Also has there been any change in his routine and exercise levels, I notice you say that you are pregnant? If he is not being exercised so much as he may have been before, or isn't being given so much attention in other ways, so not getting the physical and mental stimulation he may have been having that may not be helping. A bored under exercised under mentally stimulated dog can often lead to unwanted behaviour too. At 6 months when they reach adolescence can be a challenging time for any owner, even if they were pretty well trained before, you often notice that they may not be so good at obeying commands and doing things like coming when called. Carrying on with training sessions at this age is more important then ever, so doing some training sessions going through commands he may already know and adding new challenges in training can help.
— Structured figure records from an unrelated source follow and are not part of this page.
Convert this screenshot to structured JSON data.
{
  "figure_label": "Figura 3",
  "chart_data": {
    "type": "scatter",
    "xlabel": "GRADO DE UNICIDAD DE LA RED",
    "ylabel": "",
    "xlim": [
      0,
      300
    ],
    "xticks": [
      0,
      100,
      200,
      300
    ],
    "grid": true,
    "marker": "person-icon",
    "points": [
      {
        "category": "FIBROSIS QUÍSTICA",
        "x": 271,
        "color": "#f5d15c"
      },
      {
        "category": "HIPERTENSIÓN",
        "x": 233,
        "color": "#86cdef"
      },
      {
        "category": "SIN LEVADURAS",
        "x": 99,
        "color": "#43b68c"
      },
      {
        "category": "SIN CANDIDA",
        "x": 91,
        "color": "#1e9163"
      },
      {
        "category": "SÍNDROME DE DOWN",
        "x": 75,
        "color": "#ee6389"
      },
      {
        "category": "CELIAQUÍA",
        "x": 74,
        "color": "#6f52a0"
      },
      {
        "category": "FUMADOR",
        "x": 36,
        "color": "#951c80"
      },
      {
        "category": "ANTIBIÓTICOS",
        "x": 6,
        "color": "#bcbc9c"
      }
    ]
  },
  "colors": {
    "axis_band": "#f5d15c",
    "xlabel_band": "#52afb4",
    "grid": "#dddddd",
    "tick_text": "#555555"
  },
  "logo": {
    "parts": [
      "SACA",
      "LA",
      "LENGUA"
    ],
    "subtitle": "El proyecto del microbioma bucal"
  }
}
Often doing some training mixed with some play like chasing about and retrieving a ball or toy can wear them out more then just a short on lead walk as it provides mental as well as physical stimulation.

If the do have to be left, then providing them with interactive toys, like a classic kong for wet food and other things, or a kong wobbler for kibble can help as again it provides them with mental and physical stimulation and they can self amuse. You can use dry food from his allowance in the kong wobbler if on dry or wet food from his allowance with the kong classic, there are lots of other things you can fill the kong classic with too, for variety and to keep them interested. See link for ideas
http://www.kongstuffing.com/

Chewing is a good de stresser for dogs too, so providing him with safe long lasting type chews can help them self amuse and settle. Even when they appear to have finished teething at 6 months teeth are still settling into the jaws so often about this age they often start to chew things again so it can help that way too, as well as providing them with something to do.

If his walks have been less, then you can also do things like scent games, if you google dogs scent games it should give you some ideas of games you can set up in the house or garden to provide mental stimulation.


----------